CREATIVE ALCOHOLIC COMES UP WITH IDEA TO DRINK A LOT 
GALVESTON, TX--Area alcoholic Joe Roush unveiled Monday a bold, counterintuitive 
plan for this weekend: to become intoxicated by the alcohol his body desperately 
craves. "After much rumination, I have brainstormed a plan to become thoroughly 
drunk through the consumption of beer and hard liquor," Roush said. "I created 
this plan myself, though playwright Brendan Behan was a source of inspiration." 
Key to Roush's plan will be switching from beer to scotch at around midnight.

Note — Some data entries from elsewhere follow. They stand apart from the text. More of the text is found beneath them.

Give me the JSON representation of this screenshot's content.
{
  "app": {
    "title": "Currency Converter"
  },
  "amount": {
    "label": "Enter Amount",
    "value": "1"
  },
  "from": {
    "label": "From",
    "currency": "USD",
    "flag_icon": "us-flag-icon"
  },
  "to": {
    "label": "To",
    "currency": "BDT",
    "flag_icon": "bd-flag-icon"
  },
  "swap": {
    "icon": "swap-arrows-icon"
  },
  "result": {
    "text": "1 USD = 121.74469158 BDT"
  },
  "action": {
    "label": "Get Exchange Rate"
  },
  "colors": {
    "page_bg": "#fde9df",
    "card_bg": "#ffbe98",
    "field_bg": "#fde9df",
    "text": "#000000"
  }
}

CLINTON'S LOWER LIP 'VERY CONCERNED' ABOUT ALBANIAN CRISIS 
WASHINGTON, DC--In a move expected to cause a slight jutting of his lower jaw 
region, it was announced Monday that President Clinton's lower lip is "very 
concerned" about the ongoing civil unrest in Albania. A spokesperson for the 
president's lower lip told reporters that it would be "protruding outward with 
care, yet sliding slightly upward in a show of caution and prudence." It remains 
unclear whether this move will obscure the mucous membrane of his upper lip. 
"Clinton's lower lip is very aware that, considering the seriousness of the 
Albanian situation, complete upper-lip coverage is a possibility, but it is not 
making any decision at this time," the spokesperson said. Many insiders predict 
that Clinton's brow may also furrow slightly. 
LOCAL MAN HELPED EVERY DAY BY SALAD SHOOTER 
CINCINNATI--A Presto Appliance advertising slogan was proven accurate Tuesday, 
when local resident Larry McCue announced that he is helped every day by the 
Presto Salad Shooter. "The Salad Shooter helps me every day," McCue said. 
"Whether I am shredding whole potatoes into hash browns at breakfast time, or 
preparing healthful salads and other entrees later in the day, no day goes by 
without help from my Salad Shooter." In addition to the culinary assistance 
provided by the appliance, McCue said that on one occasion he knocked an 
intruder unconscious with the compact, easy-to-clean appliance. Presto officials 
stressed that the Salad Shooter is not meant for use as a blunt weapon.